- Born: Stephen Harold Fields January 1, 1941 Alexandria, Virginia, U.S.
- Died: October 29, 2009 (aged 68) Alexandria, Virginia, U.S.
- Occupation: Umpire
- Years active: 1979-1981
- Employer: National League

= Steve Fields =

American baseball umpire (1941-2009)

Stephen Harold Fields (January 1, 1941 – October 29, 2009) was an American Major League Baseball umpire who worked in the National League from to , wearing uniform number 27 during his career. Fields umpired 373 Major League games.

== Umpiring career==
Fields worked 11 seasons in the minor leagues and was brought up to the National League (along with Dave Pallone, Lanny Harris, and Fred Brocklander) during the 1979 Major League Baseball umpires strike as a replacement. As such, he was not permitted to join the Major League Umpires Association.

In the 1979 season, he umpired first base during Ken Forsch's no-hitter against the Atlanta Braves.

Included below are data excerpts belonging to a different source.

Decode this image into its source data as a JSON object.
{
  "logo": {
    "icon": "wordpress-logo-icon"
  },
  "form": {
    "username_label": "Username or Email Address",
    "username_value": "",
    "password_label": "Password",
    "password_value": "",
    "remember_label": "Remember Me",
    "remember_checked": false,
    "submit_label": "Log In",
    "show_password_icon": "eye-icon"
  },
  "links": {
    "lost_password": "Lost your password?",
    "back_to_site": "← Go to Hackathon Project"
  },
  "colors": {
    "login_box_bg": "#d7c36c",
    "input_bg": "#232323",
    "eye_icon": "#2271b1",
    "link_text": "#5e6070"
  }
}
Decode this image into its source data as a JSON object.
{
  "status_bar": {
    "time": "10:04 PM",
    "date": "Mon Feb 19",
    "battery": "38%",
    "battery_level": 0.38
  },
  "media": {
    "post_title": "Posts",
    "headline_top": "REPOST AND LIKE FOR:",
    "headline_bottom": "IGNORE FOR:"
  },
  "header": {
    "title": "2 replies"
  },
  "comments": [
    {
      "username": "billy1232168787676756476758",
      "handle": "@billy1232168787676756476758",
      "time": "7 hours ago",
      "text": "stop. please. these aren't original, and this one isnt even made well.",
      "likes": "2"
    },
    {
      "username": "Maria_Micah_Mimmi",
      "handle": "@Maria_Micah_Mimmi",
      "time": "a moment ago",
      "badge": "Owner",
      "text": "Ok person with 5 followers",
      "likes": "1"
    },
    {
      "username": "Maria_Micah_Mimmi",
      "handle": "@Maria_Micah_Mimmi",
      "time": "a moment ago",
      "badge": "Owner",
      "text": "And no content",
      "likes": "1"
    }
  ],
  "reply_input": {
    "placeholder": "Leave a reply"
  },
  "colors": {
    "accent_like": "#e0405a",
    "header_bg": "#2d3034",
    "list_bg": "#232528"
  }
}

When the strike was settled, Fields and the others were allowed to remain on the staff as long as their performance was satisfactory. On November 15, 1981, after the 1981 season, Fields was fired for "low performance ratings" and "failure to show improvement", the first of the four replacements to leave (Harris was fired in 1985, Pallone technically resigned in 1988, and Brocklander retired in 1992).

Throughout his time in the major leagues, Fields faced ostracism from the union umpires. Fields filed a $1 million lawsuit against MLB because of his firing and claiming that his performance suffered due to the "ostracism and antagonism" from other umpires due to his "scab" status. The lawsuit was eventually dropped due to a lack of reliable evidence.

==Personal life==
Fields worked railroad and postal jobs as well as working as an oil driver in Alexandria, Virginia. At the same time he was also working on the side as a high school umpire, before pursuing officiating as a professional.

After his firing and lawsuit failure, Fields struggled to get another job. He worked at the U.S. Postal Service, and as a high school umpire and as a truck driver.

Fields died on October 29, 2009, at the age of 68.